Andrew se demanda depuis quand il avait perdu prise avec la réalité. Cherchant à se remémorer l'heure qu'il était lorsqu'il avait jeté un œil à la pendule de son écran, il s'interrogea sur ce qu'il y avait encore de réel dans son existence.
Il regagna son appartement, épuisé, appela Valérie en route pour la prévenir qu'il se coucherait sans l'attendre, mais Sam l'informa qu'elle venait d'entrer au bloc opératoire, elle n'en ressortirait que probablement tard.
Sa nuit ne fut qu'une longue succession de cauchemars où lui apparaissait la petite fille au visage flou. Chaque fois qu'il s'éveillait, grelottant et ruisselant de sueur à la fois, il la cherchait.
Dans un cauchemar plus terrifiant que les autres, elle s'arrêta pour lui faire face et, d'un geste de la main, lui ordonna de se taire.
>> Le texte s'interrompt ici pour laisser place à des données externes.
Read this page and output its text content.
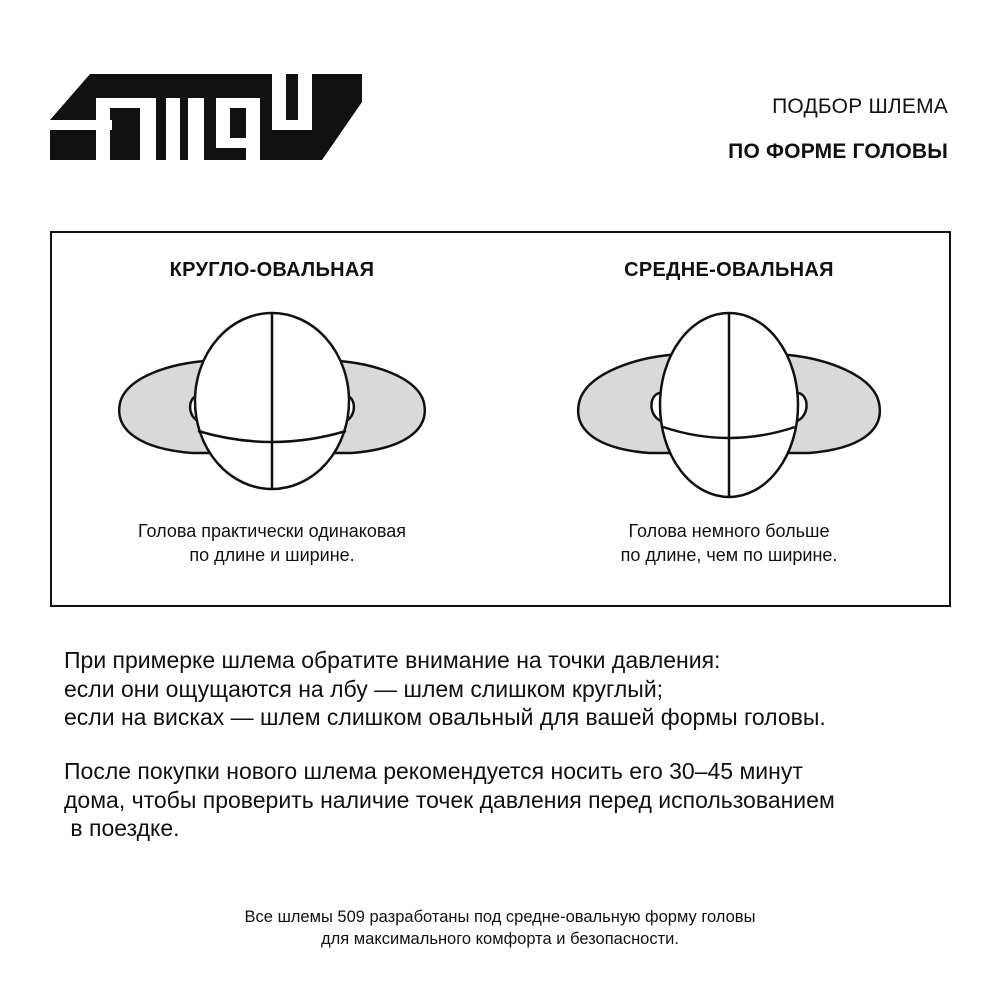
ПОДБОР ШЛЕМА
ПО ФОРМЕ ГОЛОВЫ
КРУГЛО-ОВАЛЬНАЯ
Голова практически одинаковая
по длине и ширине.
СРЕДНЕ-ОВАЛЬНАЯ
Голова немного больше
по длине, чем по ширине.
При примерке шлема обратите внимание на точки давления:
если они ощущаются на лбу — шлем слишком круглый;
если на висках — шлем слишком овальный для вашей формы головы.
После покупки нового шлема рекомендуется носить его 30–45 минут
дома, чтобы проверить наличие точек давления перед использованием
в поездке.
Все шлемы 509 разработаны под средне-овальную форму головы
для максимального комфорта и безопасности.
Une voiture noire s'arrêta entre eux deux, quatre hommes en descendirent sans leur prêter attention. Ils s'engouffrèrent dans un petit immeuble. Depuis la rue déserte où Andrew se trouvait, il entendit des hurlements, des cris de femme, les pleurs d'une enfant.
La petite fille se tenait sur le trottoir opposé, bras ballants, chantant une comptine l'air insouciant. Andrew voulut la protéger, mais alors qu'il avança vers elle, il croisa son regard, un regard souriant et menaçant à la fois.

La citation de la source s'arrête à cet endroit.